There's been a small burst of skepticism about the science of climate change in the media in the past few months, as if arguments usually confined to dark corners of the internet oozed out into the hallway. This was encapsulated in the well-researched but misleading article in the Economist that suggested the climate may be much less sensitive to greenhouse gases than previously thought. This emergence of skeptical arguments in the public realm is in sharp contrast to last fall, when concern about climate change was supposedly increasing, both among the media, and in opinion polls.

What has changed?

For one, the weather.

Last winter, central and eastern North America bathed in record heat, including cases where March temperature records were broken by 8 degrees Celsius. That was followed by the warmest summer in U.S. history [and, in the fall, by the sea-level rise assisted storm surge from Hurricane Sandy].

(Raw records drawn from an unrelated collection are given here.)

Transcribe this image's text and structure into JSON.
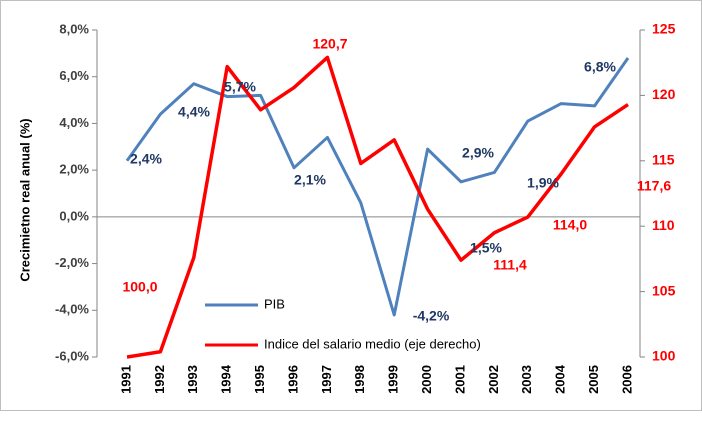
{
  "chart_data": {
    "type": "line",
    "categories": [
      "1991",
      "1992",
      "1993",
      "1994",
      "1995",
      "1996",
      "1997",
      "1998",
      "1999",
      "2000",
      "2001",
      "2002",
      "2003",
      "2004",
      "2005",
      "2006"
    ],
    "y_label": "Crecimietno real anual (%)",
    "ylim": [
      -6,
      8
    ],
    "yticks": [
      {
        "value": -6,
        "label": "-6,0%"
      },
      {
        "value": -4,
        "label": "-4,0%"
      },
      {
        "value": -2,
        "label": "-2,0%"
      },
      {
        "value": 0,
        "label": "0,0%"
      },
      {
        "value": 2,
        "label": "2,0%"
      },
      {
        "value": 4,
        "label": "4,0%"
      },
      {
        "value": 6,
        "label": "6,0%"
      },
      {
        "value": 8,
        "label": "8,0%"
      }
    ],
    "y2lim": [
      100,
      125
    ],
    "y2ticks": [
      100,
      105,
      110,
      115,
      120,
      125
    ],
    "series": [
      {
        "name": "PIB",
        "color": "#4f81bd",
        "values": [
          2.4,
          4.4,
          5.7,
          5.15,
          5.2,
          2.1,
          3.4,
          0.6,
          -4.2,
          2.9,
          1.5,
          1.9,
          4.1,
          4.85,
          4.75,
          6.8
        ]
      },
      {
        "name": "Indice del salario medio (eje derecho)",
        "color": "#ff0000",
        "axis": "y2",
        "values": [
          100.0,
          100.4,
          107.6,
          122.2,
          118.9,
          120.6,
          122.9,
          114.8,
          116.6,
          111.3,
          107.4,
          109.5,
          110.7,
          114.0,
          117.6,
          119.3
        ]
      }
    ],
    "annotations": [
      {
        "text": "2,4%",
        "series": "PIB"
      },
      {
        "text": "4,4%",
        "series": "PIB"
      },
      {
        "text": "5,7%",
        "series": "PIB"
      },
      {
        "text": "2,1%",
        "series": "PIB"
      },
      {
        "text": "-4,2%",
        "series": "PIB"
      },
      {
        "text": "2,9%",
        "series": "PIB"
      },
      {
        "text": "1,5%",
        "series": "PIB"
      },
      {
        "text": "1,9%",
        "series": "PIB"
      },
      {
        "text": "6,8%",
        "series": "PIB"
      },
      {
        "text": "100,0",
        "series": "Indice del salario medio (eje derecho)"
      },
      {
        "text": "120,7",
        "series": "Indice del salario medio (eje derecho)"
      },
      {
        "text": "111,4",
        "series": "Indice del salario medio (eje derecho)"
      },
      {
        "text": "114,0",
        "series": "Indice del salario medio (eje derecho)"
      },
      {
        "text": "117,6",
        "series": "Indice del salario medio (eje derecho)"
      }
    ]
  }
}
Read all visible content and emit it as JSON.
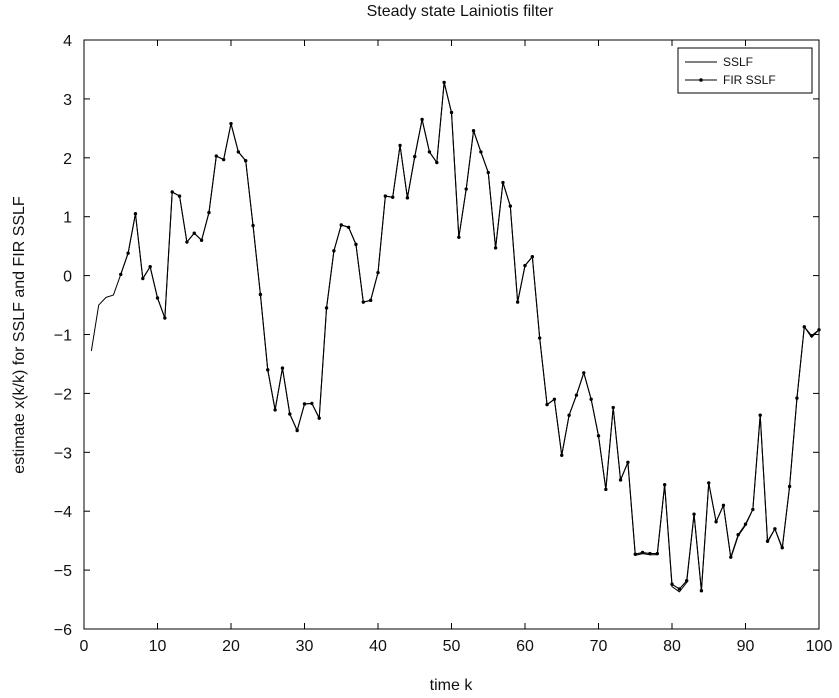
{
  "chart_data": {
    "type": "line",
    "title": "Steady state Lainiotis filter",
    "xlabel": "time k",
    "ylabel": "estimate x(k/k) for SSLF and FIR SSLF",
    "xlim": [
      0,
      100
    ],
    "ylim": [
      -6,
      4
    ],
    "xticks": [
      0,
      10,
      20,
      30,
      40,
      50,
      60,
      70,
      80,
      90,
      100
    ],
    "yticks": [
      -6,
      -5,
      -4,
      -3,
      -2,
      -1,
      0,
      1,
      2,
      3,
      4
    ],
    "xtick_labels": [
      "0",
      "10",
      "20",
      "30",
      "40",
      "50",
      "60",
      "70",
      "80",
      "90",
      "100"
    ],
    "ytick_labels": [
      "−6",
      "−5",
      "−4",
      "−3",
      "−2",
      "−1",
      "0",
      "1",
      "2",
      "3",
      "4"
    ],
    "grid": false,
    "legend_position": "top-right",
    "x": [
      1,
      2,
      3,
      4,
      5,
      6,
      7,
      8,
      9,
      10,
      11,
      12,
      13,
      14,
      15,
      16,
      17,
      18,
      19,
      20,
      21,
      22,
      23,
      24,
      25,
      26,
      27,
      28,
      29,
      30,
      31,
      32,
      33,
      34,
      35,
      36,
      37,
      38,
      39,
      40,
      41,
      42,
      43,
      44,
      45,
      46,
      47,
      48,
      49,
      50,
      51,
      52,
      53,
      54,
      55,
      56,
      57,
      58,
      59,
      60,
      61,
      62,
      63,
      64,
      65,
      66,
      67,
      68,
      69,
      70,
      71,
      72,
      73,
      74,
      75,
      76,
      77,
      78,
      79,
      80,
      81,
      82,
      83,
      84,
      85,
      86,
      87,
      88,
      89,
      90,
      91,
      92,
      93,
      94,
      95,
      96,
      97,
      98,
      99,
      100
    ],
    "series": [
      {
        "name": "SSLF",
        "marker": "none",
        "color": "#000000",
        "values": [
          -1.28,
          -0.5,
          -0.37,
          -0.33,
          0.02,
          0.38,
          1.05,
          -0.05,
          0.15,
          -0.38,
          -0.72,
          1.42,
          1.35,
          0.57,
          0.72,
          0.6,
          1.07,
          2.03,
          1.97,
          2.58,
          2.1,
          1.95,
          0.85,
          -0.32,
          -1.6,
          -2.28,
          -1.57,
          -2.35,
          -2.63,
          -2.18,
          -2.17,
          -2.42,
          -0.55,
          0.42,
          0.86,
          0.82,
          0.53,
          -0.45,
          -0.42,
          0.05,
          1.35,
          1.33,
          2.21,
          1.32,
          2.02,
          2.65,
          2.1,
          1.92,
          3.28,
          2.77,
          0.65,
          1.47,
          2.46,
          2.1,
          1.75,
          0.47,
          1.58,
          1.18,
          -0.45,
          0.17,
          0.32,
          -1.06,
          -2.19,
          -2.1,
          -3.05,
          -2.37,
          -2.03,
          -1.65,
          -2.1,
          -2.72,
          -3.63,
          -2.24,
          -3.47,
          -3.17,
          -4.75,
          -4.72,
          -4.74,
          -4.74,
          -3.55,
          -5.28,
          -5.37,
          -5.21,
          -4.05,
          -5.35,
          -3.52,
          -4.18,
          -3.9,
          -4.8,
          -4.42,
          -4.24,
          -3.97,
          -2.37,
          -4.53,
          -4.3,
          -4.64,
          -3.58,
          -2.08,
          -0.87,
          -1.05,
          -0.92
        ]
      },
      {
        "name": "FIR SSLF",
        "marker": "dot",
        "color": "#000000",
        "values": [
          null,
          null,
          null,
          null,
          0.02,
          0.38,
          1.05,
          -0.05,
          0.15,
          -0.38,
          -0.72,
          1.42,
          1.35,
          0.57,
          0.72,
          0.6,
          1.07,
          2.03,
          1.97,
          2.58,
          2.1,
          1.95,
          0.85,
          -0.32,
          -1.6,
          -2.28,
          -1.57,
          -2.35,
          -2.63,
          -2.18,
          -2.17,
          -2.42,
          -0.55,
          0.42,
          0.86,
          0.82,
          0.53,
          -0.45,
          -0.42,
          0.05,
          1.35,
          1.33,
          2.21,
          1.32,
          2.02,
          2.65,
          2.1,
          1.92,
          3.28,
          2.77,
          0.65,
          1.47,
          2.46,
          2.1,
          1.75,
          0.47,
          1.58,
          1.18,
          -0.45,
          0.17,
          0.32,
          -1.06,
          -2.19,
          -2.1,
          -3.05,
          -2.37,
          -2.03,
          -1.65,
          -2.1,
          -2.72,
          -3.63,
          -2.24,
          -3.47,
          -3.17,
          -4.73,
          -4.7,
          -4.72,
          -4.72,
          -3.55,
          -5.24,
          -5.32,
          -5.18,
          -4.05,
          -5.35,
          -3.52,
          -4.18,
          -3.9,
          -4.78,
          -4.4,
          -4.22,
          -3.97,
          -2.37,
          -4.51,
          -4.3,
          -4.62,
          -3.58,
          -2.08,
          -0.87,
          -1.02,
          -0.92
        ]
      }
    ]
  }
}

Consider this quote about the U.S.:

By July... there were cover stories in news weeklies, lead articles on broadcast news programs, and hundreds of newspaper and magazine writeups appearing on the presumed connection between the heat wave and the greenhouse effect. With a few exceptions, there was very little scientific content in most of the stories. Instead, dramatic visuals of damaged crops, dried up rivers, sweltering cities, record hurricane pressures, or burning forests dominated the coverage...  

Unlike last year, this winter and early spring was cold and snowy across central and eastern North America as well as much of Europe, regions that happen to be home to much of the world's English-language prestige press, not to mention most of the loud voices on climate change.

A recent paper by my former student Jeremy McDaniels and I found that American attitudes about climate change tend to follow the weather. Analysing polling data and newspaper op-ed content from 1990 through 2010, we found that after periods of unusual warmth, people tend to be more convinced and more concerned about climate change. Conversely, after unusually cold periods, people's views tend to go in the opposite direction.

Let's be clear: The relationship detected in our paper does not necessarily mean that people confuse weather and climate, concluding after a cold winter that, say, global warming has stopped. The cold period may directly or indirectly lead people to revisit a meme about slowing of global warming. And it's impossible to say with any level of certainty whether this dynamic has played an important role, or any role, over the past few months. We're talking in loose terms about a single data point, and a fuzzy one at that.

Plus, I have misled you about one thing.

That quote? It was not actually from last year. It is from a 1989 Climatic Change editorial by Steve Schneider about the summer of 1988. It continues:

Better stories pointed out that there was some debate as to whether anyone could ascribe the weather events of one year to a global trend. After all, the drought in May and June was a result of an out-of-position jet stream, which diverted storms up into Canada rather than across the mid-United States... But most coverage, especially on television, had little discussion that reflected the consensus of views on what is well accepted and what is deemed speculative by most researchers. Mostly, the association of local extreme heat and drought with global warming took on a growing credibility simply from its repeated assertion. 

Sound familiar? Schneider was worried about how scientists should talk about human-caused climate change in light of the natural variability in the climate. If we talk only about the "signal" and ignore the "noise", we are not being completely forthright, and we risk confusion down the road.

Therefore, my excitement at the long-overdue public attention the greenhouse affect was finally receiving was tempered substantially by a fear that should next summer be anomalously cold and wet - by no means a remote possibility - not only could we lose the momentum of public interest, but some of our credibility as well.

Rather than just blame the media for the swings in coverage and public opinion, scientists and all the climate "activists" should recognize that they may also be at fault here. There's so much effort to talk about climate change during the heat waves, that it can create a backlash during cold spells.

The message of climate change is one of a signal emerging from the noise. Perhaps we need to talk about the signal at a more constant rate over time, rather than let our communications efforts go up and down with the noise.